I lean in the doorway and watch him walk away without a backward glance, though he raises a hand to me over his shoulder. At his side, Odayan matches his master’s long, loping walk with a hunch-shouldered bounce of his own. They leave the road and wend between the buildings further along, heading up into the snowy woods and the cabin they both share somewhere in the foothills of the forested cliff.
I’m about to go inside when I see Easter hurrying back along the road.
“Is everything all right?” I ask, stepping down to meet her.
“I told Dr Spicer I heard some of the children talking about a pond in the woods where you can slide and skate,” she says, struggling for breath. “Heard them say it’s not far, just up behind the town. Dr Spicer asked if you and me could go on up there together and hustle any children we find back down to their mothers…”
“I knew they were all too giddy today,” I say in reply, grabbing my shawl from a hook by the door. “At least the snow will make it easier to track them.”
In just a few moments, Easter and I are following in the frosted footsteps of the children, heading uphill into the light-dappled trees at the foot of the cliff.
Holding our skirts high, their hems already soaked heavy, Easter and I both pant with the effort. And with those chest-pumping breaths, a subtle, sweet perfume suddenly comes
to me, making me quite giddy myself. There’s a scent in the air; the nuttiness of the pines, a soft wind that is no longer full of sharp ice to freeze the lungs. I smell loosening buds on branches and pinpricks of green shoots that unfurl in patches where the snow is beginning to melt.
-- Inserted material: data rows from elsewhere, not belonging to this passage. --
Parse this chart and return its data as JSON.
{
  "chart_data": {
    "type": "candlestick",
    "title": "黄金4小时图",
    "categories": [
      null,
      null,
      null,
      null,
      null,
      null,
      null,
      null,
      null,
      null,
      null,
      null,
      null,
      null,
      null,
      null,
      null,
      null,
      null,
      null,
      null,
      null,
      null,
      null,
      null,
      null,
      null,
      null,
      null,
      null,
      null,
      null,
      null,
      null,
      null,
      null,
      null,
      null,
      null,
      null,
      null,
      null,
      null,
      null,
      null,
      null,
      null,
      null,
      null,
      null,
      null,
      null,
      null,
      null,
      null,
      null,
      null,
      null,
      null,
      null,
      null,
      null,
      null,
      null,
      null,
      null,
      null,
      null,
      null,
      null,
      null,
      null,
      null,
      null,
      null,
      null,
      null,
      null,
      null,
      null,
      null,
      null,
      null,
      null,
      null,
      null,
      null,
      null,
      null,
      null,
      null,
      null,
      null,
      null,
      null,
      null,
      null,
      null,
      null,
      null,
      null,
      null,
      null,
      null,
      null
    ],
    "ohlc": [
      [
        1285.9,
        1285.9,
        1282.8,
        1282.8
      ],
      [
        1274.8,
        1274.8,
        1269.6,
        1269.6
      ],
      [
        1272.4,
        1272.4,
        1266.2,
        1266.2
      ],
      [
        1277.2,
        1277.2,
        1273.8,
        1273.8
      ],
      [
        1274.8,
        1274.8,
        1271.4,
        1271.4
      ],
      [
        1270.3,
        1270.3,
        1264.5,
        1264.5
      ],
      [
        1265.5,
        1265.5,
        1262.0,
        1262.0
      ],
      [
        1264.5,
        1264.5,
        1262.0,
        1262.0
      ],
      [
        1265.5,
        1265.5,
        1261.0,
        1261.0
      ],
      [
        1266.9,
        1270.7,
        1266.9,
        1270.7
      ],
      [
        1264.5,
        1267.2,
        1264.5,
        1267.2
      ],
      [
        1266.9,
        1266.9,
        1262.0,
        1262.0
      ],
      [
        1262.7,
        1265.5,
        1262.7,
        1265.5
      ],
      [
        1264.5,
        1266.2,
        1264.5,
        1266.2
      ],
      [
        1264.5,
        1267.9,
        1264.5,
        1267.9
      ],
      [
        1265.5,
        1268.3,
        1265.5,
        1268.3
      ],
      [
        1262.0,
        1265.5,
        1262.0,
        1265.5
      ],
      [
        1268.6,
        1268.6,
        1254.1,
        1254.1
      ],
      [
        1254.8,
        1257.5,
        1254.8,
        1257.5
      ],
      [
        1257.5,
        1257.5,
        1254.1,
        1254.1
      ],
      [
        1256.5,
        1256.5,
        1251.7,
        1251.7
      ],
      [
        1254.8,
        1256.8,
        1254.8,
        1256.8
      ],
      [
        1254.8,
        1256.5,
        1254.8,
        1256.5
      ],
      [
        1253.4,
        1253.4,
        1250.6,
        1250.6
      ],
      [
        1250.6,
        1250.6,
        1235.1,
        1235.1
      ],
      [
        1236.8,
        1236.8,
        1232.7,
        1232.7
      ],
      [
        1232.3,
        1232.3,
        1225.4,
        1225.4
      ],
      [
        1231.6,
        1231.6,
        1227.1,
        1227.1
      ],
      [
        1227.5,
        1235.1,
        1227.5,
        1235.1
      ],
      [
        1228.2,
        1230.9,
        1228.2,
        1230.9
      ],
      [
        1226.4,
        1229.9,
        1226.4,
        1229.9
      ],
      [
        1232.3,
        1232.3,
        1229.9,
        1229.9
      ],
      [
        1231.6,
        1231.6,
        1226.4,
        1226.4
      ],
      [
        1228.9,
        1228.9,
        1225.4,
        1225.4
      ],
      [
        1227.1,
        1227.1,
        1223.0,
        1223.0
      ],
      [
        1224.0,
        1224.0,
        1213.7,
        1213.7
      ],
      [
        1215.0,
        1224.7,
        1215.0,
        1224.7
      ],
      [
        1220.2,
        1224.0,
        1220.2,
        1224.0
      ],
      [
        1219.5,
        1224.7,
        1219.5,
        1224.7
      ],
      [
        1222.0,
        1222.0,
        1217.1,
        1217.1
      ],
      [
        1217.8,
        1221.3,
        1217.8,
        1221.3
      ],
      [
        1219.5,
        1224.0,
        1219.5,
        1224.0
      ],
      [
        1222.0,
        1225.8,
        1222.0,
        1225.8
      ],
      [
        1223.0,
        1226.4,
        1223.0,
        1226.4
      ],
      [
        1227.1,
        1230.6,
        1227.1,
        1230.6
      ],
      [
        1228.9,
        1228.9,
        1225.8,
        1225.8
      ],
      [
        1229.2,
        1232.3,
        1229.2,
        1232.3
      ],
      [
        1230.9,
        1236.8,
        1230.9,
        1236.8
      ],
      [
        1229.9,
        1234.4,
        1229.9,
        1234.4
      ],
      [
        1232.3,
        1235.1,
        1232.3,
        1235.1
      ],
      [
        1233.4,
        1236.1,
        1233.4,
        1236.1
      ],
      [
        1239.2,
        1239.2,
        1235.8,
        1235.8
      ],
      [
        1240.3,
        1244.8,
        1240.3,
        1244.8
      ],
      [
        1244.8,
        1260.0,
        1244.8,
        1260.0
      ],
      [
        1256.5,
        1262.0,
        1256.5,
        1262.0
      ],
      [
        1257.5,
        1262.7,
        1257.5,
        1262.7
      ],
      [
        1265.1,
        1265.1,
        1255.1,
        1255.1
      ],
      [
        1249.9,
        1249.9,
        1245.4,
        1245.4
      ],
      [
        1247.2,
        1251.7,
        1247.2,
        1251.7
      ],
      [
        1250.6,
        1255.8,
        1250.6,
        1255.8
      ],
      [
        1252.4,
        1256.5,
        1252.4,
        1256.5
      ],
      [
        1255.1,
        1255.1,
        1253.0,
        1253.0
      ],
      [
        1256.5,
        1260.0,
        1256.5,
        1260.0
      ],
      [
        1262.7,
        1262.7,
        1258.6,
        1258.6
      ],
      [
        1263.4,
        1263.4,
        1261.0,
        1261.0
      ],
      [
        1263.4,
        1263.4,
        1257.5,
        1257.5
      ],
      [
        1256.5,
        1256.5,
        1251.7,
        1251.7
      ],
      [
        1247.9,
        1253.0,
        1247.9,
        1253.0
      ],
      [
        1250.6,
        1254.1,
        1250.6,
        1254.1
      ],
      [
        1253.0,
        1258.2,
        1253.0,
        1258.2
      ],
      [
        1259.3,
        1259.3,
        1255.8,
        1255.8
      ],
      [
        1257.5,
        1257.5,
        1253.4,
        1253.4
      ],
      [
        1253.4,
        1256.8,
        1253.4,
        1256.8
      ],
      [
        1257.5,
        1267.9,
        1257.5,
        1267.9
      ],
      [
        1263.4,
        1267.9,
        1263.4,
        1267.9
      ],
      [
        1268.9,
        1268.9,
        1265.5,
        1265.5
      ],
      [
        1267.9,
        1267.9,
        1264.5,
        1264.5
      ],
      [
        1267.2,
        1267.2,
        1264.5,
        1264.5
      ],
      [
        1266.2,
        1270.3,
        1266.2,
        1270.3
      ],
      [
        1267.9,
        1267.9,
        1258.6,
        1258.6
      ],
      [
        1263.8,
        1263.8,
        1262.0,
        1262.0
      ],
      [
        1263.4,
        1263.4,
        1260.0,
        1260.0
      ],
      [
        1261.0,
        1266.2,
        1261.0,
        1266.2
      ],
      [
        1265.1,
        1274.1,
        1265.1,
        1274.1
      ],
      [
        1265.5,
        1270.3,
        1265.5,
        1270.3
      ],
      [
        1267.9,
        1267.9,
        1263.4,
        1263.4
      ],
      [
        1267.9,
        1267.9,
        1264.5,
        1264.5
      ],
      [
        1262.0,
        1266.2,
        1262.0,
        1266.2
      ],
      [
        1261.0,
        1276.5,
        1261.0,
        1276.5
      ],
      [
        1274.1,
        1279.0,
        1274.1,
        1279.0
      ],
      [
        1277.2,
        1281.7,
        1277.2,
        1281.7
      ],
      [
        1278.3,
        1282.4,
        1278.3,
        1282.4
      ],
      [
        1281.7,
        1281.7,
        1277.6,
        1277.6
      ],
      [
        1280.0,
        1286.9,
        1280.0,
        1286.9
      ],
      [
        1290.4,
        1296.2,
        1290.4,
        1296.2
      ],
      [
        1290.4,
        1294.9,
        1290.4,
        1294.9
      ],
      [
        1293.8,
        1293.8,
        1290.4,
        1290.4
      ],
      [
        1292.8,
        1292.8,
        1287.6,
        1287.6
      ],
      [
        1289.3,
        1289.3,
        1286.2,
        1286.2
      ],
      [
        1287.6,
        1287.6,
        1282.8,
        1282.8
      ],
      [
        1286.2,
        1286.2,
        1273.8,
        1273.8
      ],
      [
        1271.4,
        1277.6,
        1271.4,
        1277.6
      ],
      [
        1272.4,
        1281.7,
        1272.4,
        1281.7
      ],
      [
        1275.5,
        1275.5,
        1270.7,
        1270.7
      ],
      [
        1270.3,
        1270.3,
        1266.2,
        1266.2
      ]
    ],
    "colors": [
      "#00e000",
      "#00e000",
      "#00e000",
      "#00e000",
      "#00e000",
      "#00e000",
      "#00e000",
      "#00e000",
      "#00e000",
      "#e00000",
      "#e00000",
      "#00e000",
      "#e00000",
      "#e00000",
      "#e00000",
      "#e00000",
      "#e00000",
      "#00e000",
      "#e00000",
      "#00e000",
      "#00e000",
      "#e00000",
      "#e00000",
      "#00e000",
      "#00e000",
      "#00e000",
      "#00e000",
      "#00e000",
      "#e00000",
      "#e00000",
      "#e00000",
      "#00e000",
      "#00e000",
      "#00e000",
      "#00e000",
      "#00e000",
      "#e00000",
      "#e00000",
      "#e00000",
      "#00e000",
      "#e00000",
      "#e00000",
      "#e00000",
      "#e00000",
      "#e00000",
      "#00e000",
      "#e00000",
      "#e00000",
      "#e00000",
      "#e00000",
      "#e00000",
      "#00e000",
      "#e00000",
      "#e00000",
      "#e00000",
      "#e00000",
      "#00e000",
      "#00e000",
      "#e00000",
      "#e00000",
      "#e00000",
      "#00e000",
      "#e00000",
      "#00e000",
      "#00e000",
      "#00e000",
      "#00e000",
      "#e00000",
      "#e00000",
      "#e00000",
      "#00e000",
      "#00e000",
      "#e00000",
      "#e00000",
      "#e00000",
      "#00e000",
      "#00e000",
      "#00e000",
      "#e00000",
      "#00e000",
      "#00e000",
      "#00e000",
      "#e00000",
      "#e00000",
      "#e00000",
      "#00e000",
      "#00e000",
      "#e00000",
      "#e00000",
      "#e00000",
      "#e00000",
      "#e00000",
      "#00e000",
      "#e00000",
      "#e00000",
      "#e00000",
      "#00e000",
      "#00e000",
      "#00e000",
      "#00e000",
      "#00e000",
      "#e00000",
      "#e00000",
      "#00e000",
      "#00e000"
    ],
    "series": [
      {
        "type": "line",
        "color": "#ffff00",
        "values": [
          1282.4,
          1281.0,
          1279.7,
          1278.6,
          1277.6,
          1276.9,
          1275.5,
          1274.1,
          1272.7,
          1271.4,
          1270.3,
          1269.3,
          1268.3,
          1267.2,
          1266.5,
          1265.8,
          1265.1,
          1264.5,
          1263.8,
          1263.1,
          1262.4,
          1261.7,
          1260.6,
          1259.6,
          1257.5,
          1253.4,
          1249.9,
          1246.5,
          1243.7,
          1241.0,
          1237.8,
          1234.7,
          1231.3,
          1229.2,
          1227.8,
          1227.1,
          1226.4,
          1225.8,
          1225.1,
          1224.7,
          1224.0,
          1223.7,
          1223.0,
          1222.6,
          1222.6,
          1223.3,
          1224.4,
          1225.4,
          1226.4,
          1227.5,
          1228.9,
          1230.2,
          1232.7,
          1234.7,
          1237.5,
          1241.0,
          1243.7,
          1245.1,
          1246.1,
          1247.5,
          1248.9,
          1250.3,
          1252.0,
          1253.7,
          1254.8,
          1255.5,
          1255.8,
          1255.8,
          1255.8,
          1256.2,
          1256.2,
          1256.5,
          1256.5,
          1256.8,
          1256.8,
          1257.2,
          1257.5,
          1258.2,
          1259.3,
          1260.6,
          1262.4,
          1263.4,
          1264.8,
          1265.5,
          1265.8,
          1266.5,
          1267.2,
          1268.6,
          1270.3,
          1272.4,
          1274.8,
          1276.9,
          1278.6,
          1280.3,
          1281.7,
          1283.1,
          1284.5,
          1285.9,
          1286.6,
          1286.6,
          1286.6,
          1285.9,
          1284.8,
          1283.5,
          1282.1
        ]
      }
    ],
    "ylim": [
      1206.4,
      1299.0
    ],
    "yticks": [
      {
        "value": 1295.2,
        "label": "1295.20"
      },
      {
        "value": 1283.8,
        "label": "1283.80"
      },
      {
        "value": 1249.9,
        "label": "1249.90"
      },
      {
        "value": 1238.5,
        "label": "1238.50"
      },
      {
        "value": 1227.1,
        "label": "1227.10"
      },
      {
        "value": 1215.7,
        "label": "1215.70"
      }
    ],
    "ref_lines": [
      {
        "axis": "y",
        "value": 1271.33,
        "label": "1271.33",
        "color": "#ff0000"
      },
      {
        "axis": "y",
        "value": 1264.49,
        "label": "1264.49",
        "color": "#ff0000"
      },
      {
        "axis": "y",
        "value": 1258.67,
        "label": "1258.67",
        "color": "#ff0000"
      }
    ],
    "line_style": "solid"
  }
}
The scent is of change, spring, hope.
Raising my face to the blue sky above the treetops, I can almost feel the gentle rhythmic pounding of birds’ wings in the sky above as they begin to drift northward in their vee formations, turning their feathered backs on southern wintering spots to return to their Michigan homelands.
And talking of birds, I see a gleaming black crow’s feather on a mossed tree trunk and gather it up to add to my brother’s collection, cheerfully sticking it in my hair as I set off again.
I’m about to take a high step forward over the stump when the back of Easter’s hand gently presses against my chest, and I stop in my tracks to see what she sees. Ah, we are being watched! A few feet away from us is a deer – a hind with amber eyes and the steam of her breath haloing at her wet, dark nose.
I expect the dainty animal to instantly leap away. When she does not, when she stays exactly where she is, with no fear, I have a thought; I am filled with a sudden sense that perhaps Mother is trying to reach out and tell me something. Trying to let me know that the snowed-in prison of Hawk’s Point is beginning to loosen its shackles. Back down at the waterfront, the ice that clings tight to edges of the vast Lake Superior will be already thinning, I realise, ready to let the first steamship come through in a few weeks’ time. Fresh supplies, new people and packets of mail will come (though I try not to think of those last, precious items). This steep forest that has seemed like a frozen bear trap around the town; it can now begin to start showing its beauty, its bounty, its rough but soon recognisable paths that will lead to other settlements just a few miles along the coast either side.